I’ve talked before here about the book Moneyball. It was, in every sense, a baseball book. It is the story of a guy who runs a baseball team, and includes lots of anecdotes about individual players. At the same time, it was an allegory that can be applied to just about every other situation where we try to assess value, particularly when it comes to people. The book illustrates an extreme case where nearly all the data needed to judge which two people better exhibit a skill is available, and most people ignore that data anyway. The unspoken question that the book poses is whether we’re really as good as we think we are at evaluating talent in any enterprise. Needless to say, the book has sparked much interest among economists. Zimran Ahmed points out the uncomfortable fact that testing and statistical analysis are probably preferable to interviewing when it comes to hiring candidates for jobs.

Of course, the problem is devising a test that will be more effective than interviewing in doing the evaluation. The advantage in baseball is that the tasks involved lend themselves to record keeping and quantitative analysis. The other advantage is that the way you become a major league baseball player is playing baseball at lower levels. One of the great revolutions in baseball analysis was the realization that college and minor league baseball statistics are incredibly useful in projecting the performance of a major leaguer. While that may seem obvious, until very recently most teams preferred to ignore those stats and instead judge players based on how they looked to scouts rather than on how they fared against their competition.

Anyway, it’s much more difficult to project how a college student studying computer science will perform as a software developer, or, I would imagine, how a vice president of sales will perform as a CEO, since there’s no easy way to quantify their past performance and then project how they’ll do in their new position.
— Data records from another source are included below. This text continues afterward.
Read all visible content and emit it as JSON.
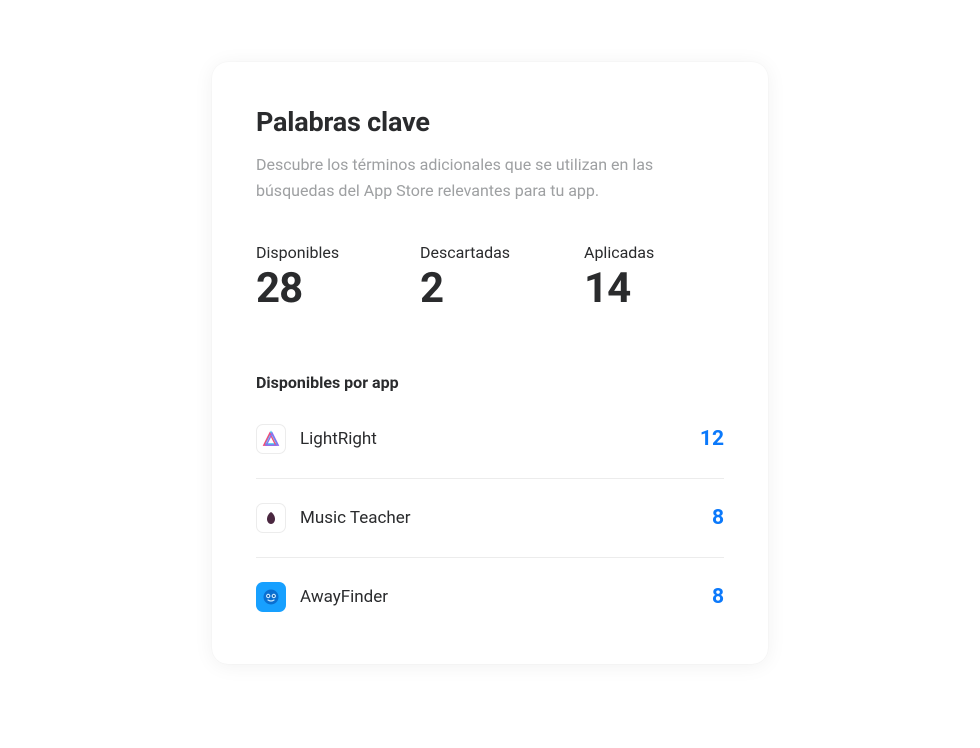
{
  "header": {
    "title": "Palabras clave",
    "subtitle": "Descubre los términos adicionales que se utilizan en las búsquedas del App Store relevantes para tu app."
  },
  "metrics": [
    {
      "label": "Disponibles",
      "value": "28"
    },
    {
      "label": "Descartadas",
      "value": "2"
    },
    {
      "label": "Aplicadas",
      "value": "14"
    }
  ],
  "apps_section": {
    "title": "Disponibles por app",
    "rows": [
      {
        "name": "LightRight",
        "count": "12",
        "icon": "lightright"
      },
      {
        "name": "Music Teacher",
        "count": "8",
        "icon": "musicteacher"
      },
      {
        "name": "AwayFinder",
        "count": "8",
        "icon": "awayfinder"
      }
    ]
  }
}
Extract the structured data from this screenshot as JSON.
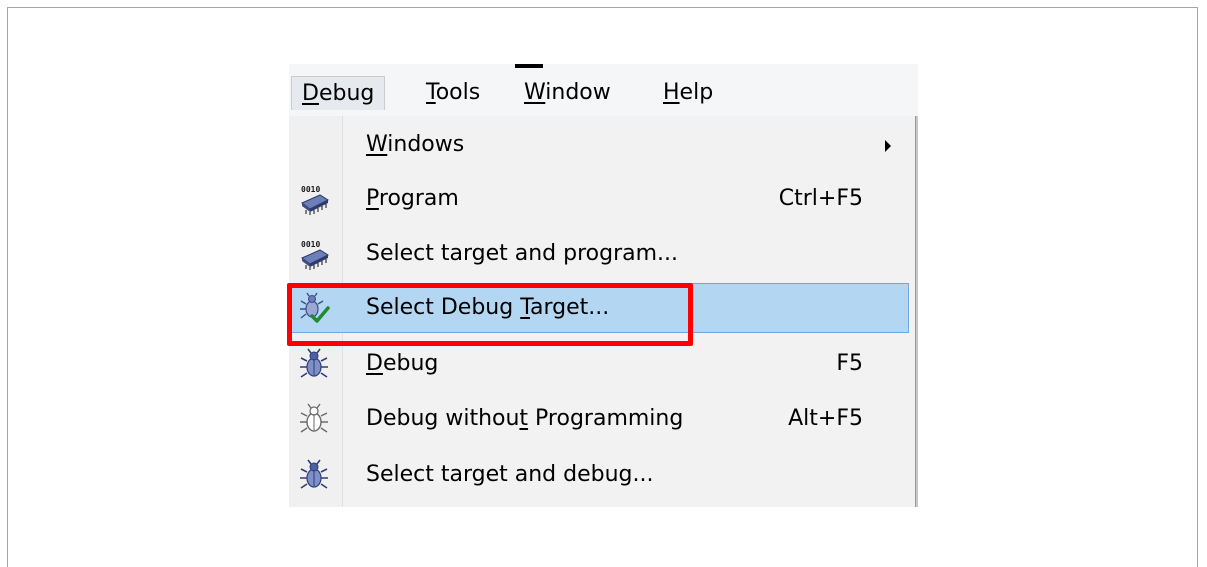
{
  "menubar": {
    "items": [
      {
        "label": "Debug",
        "accel_index": 0,
        "open": true
      },
      {
        "label": "Tools",
        "accel_index": 0,
        "open": false
      },
      {
        "label": "Window",
        "accel_index": 0,
        "open": false
      },
      {
        "label": "Help",
        "accel_index": 0,
        "open": false
      }
    ]
  },
  "dropdown": {
    "items": [
      {
        "label": "Windows",
        "accel_index": 0,
        "shortcut": "",
        "submenu": true,
        "icon": "none"
      },
      {
        "label": "Program",
        "accel_index": 0,
        "shortcut": "Ctrl+F5",
        "submenu": false,
        "icon": "chip-program-icon"
      },
      {
        "label": "Select target and program...",
        "accel_index": -1,
        "shortcut": "",
        "submenu": false,
        "icon": "chip-program-icon"
      },
      {
        "label": "Select Debug Target...",
        "accel_index": 13,
        "shortcut": "",
        "submenu": false,
        "icon": "bug-check-icon",
        "selected": true
      },
      {
        "label": "Debug",
        "accel_index": 0,
        "shortcut": "F5",
        "submenu": false,
        "icon": "bug-icon"
      },
      {
        "label": "Debug without Programming",
        "accel_index": 12,
        "shortcut": "Alt+F5",
        "submenu": false,
        "icon": "bug-outline-icon"
      },
      {
        "label": "Select target and debug...",
        "accel_index": -1,
        "shortcut": "",
        "submenu": false,
        "icon": "bug-icon"
      }
    ]
  },
  "colors": {
    "highlight": "#b3d7f3",
    "highlight_border": "#6fa8dc",
    "annotation": "#ff0000"
  }
}
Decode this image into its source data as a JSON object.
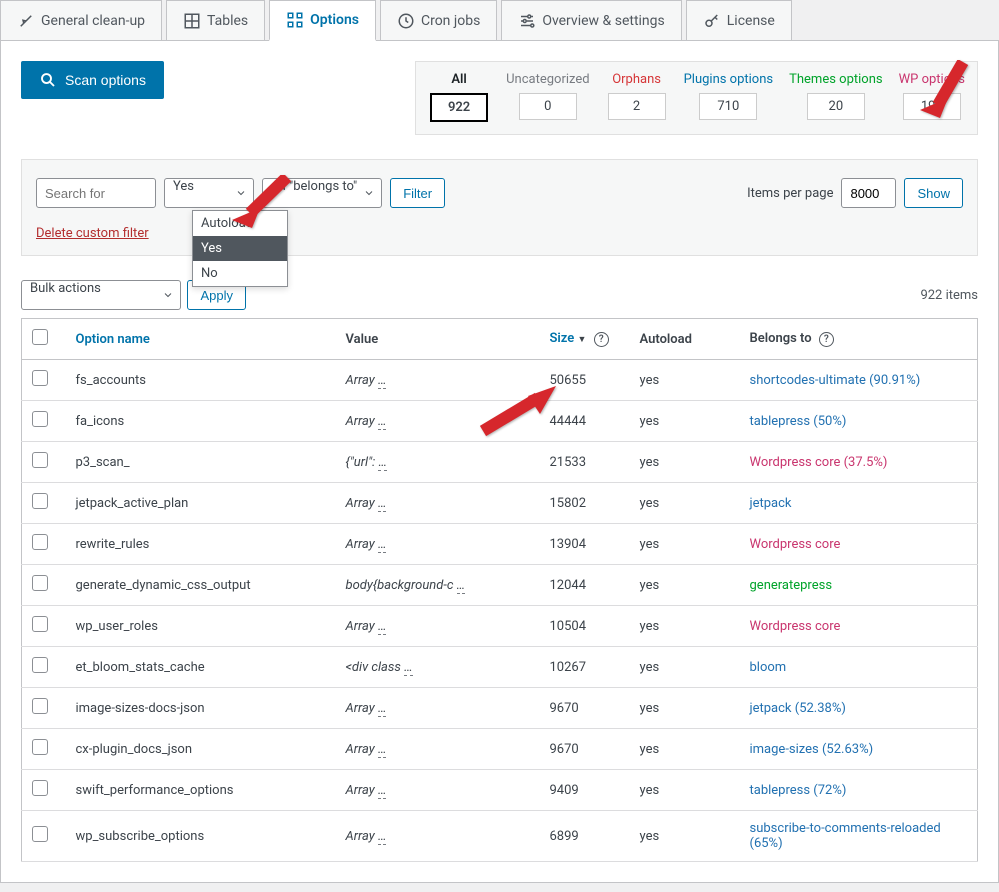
{
  "tabs": [
    {
      "label": "General clean-up"
    },
    {
      "label": "Tables"
    },
    {
      "label": "Options"
    },
    {
      "label": "Cron jobs"
    },
    {
      "label": "Overview & settings"
    },
    {
      "label": "License"
    }
  ],
  "scan_label": "Scan options",
  "categories": {
    "all": {
      "label": "All",
      "count": "922"
    },
    "uncat": {
      "label": "Uncategorized",
      "count": "0"
    },
    "orphans": {
      "label": "Orphans",
      "count": "2"
    },
    "plugins": {
      "label": "Plugins options",
      "count": "710"
    },
    "themes": {
      "label": "Themes options",
      "count": "20"
    },
    "wp": {
      "label": "WP options",
      "count": "190"
    }
  },
  "filters": {
    "search_placeholder": "Search for",
    "autoload_value": "Yes",
    "belongs_value": "All \"belongs to\"",
    "filter_btn": "Filter",
    "items_per_page_label": "Items per page",
    "items_per_page_value": "8000",
    "show_btn": "Show",
    "delete_filter": "Delete custom filter",
    "dropdown": [
      "Autoload",
      "Yes",
      "No"
    ]
  },
  "bulk": {
    "label": "Bulk actions",
    "apply": "Apply"
  },
  "items_count": "922 items",
  "columns": {
    "name": "Option name",
    "value": "Value",
    "size": "Size",
    "autoload": "Autoload",
    "belongs": "Belongs to"
  },
  "rows": [
    {
      "name": "fs_accounts",
      "value": "Array …",
      "size": "50655",
      "autoload": "yes",
      "belongs": "shortcodes-ultimate (90.91%)",
      "cls": "link-blue"
    },
    {
      "name": "fa_icons",
      "value": "Array …",
      "size": "44444",
      "autoload": "yes",
      "belongs": "tablepress (50%)",
      "cls": "link-blue"
    },
    {
      "name": "p3_scan_",
      "value": "{\"url\": …",
      "size": "21533",
      "autoload": "yes",
      "belongs": "Wordpress core (37.5%)",
      "cls": "link-pink"
    },
    {
      "name": "jetpack_active_plan",
      "value": "Array …",
      "size": "15802",
      "autoload": "yes",
      "belongs": "jetpack",
      "cls": "link-blue"
    },
    {
      "name": "rewrite_rules",
      "value": "Array …",
      "size": "13904",
      "autoload": "yes",
      "belongs": "Wordpress core",
      "cls": "link-pink"
    },
    {
      "name": "generate_dynamic_css_output",
      "value": "body{background-c …",
      "size": "12044",
      "autoload": "yes",
      "belongs": "generatepress",
      "cls": "link-green"
    },
    {
      "name": "wp_user_roles",
      "value": "Array …",
      "size": "10504",
      "autoload": "yes",
      "belongs": "Wordpress core",
      "cls": "link-pink"
    },
    {
      "name": "et_bloom_stats_cache",
      "value": "<div class …",
      "size": "10267",
      "autoload": "yes",
      "belongs": "bloom",
      "cls": "link-blue"
    },
    {
      "name": "image-sizes-docs-json",
      "value": "Array …",
      "size": "9670",
      "autoload": "yes",
      "belongs": "jetpack (52.38%)",
      "cls": "link-blue"
    },
    {
      "name": "cx-plugin_docs_json",
      "value": "Array …",
      "size": "9670",
      "autoload": "yes",
      "belongs": "image-sizes (52.63%)",
      "cls": "link-blue"
    },
    {
      "name": "swift_performance_options",
      "value": "Array …",
      "size": "9409",
      "autoload": "yes",
      "belongs": "tablepress (72%)",
      "cls": "link-blue"
    },
    {
      "name": "wp_subscribe_options",
      "value": "Array …",
      "size": "6899",
      "autoload": "yes",
      "belongs": "subscribe-to-comments-reloaded (65%)",
      "cls": "link-blue"
    }
  ]
}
That being said, there’s a huge economic incentive to try to figure out a method for improving the quality of these sorts of decisions. I think that the ultimate result would be to adjust executive pay downward over time. What Moneyball teaches us is that if you ignore the fluff and get down to the concrete value that a player brings to a team, you can obtain nearly the same amount of value (and sometimes even more value) as marquee players bring to the table for a fraction of the price. I don’t see why we won’t see the same thing when it comes to business executives.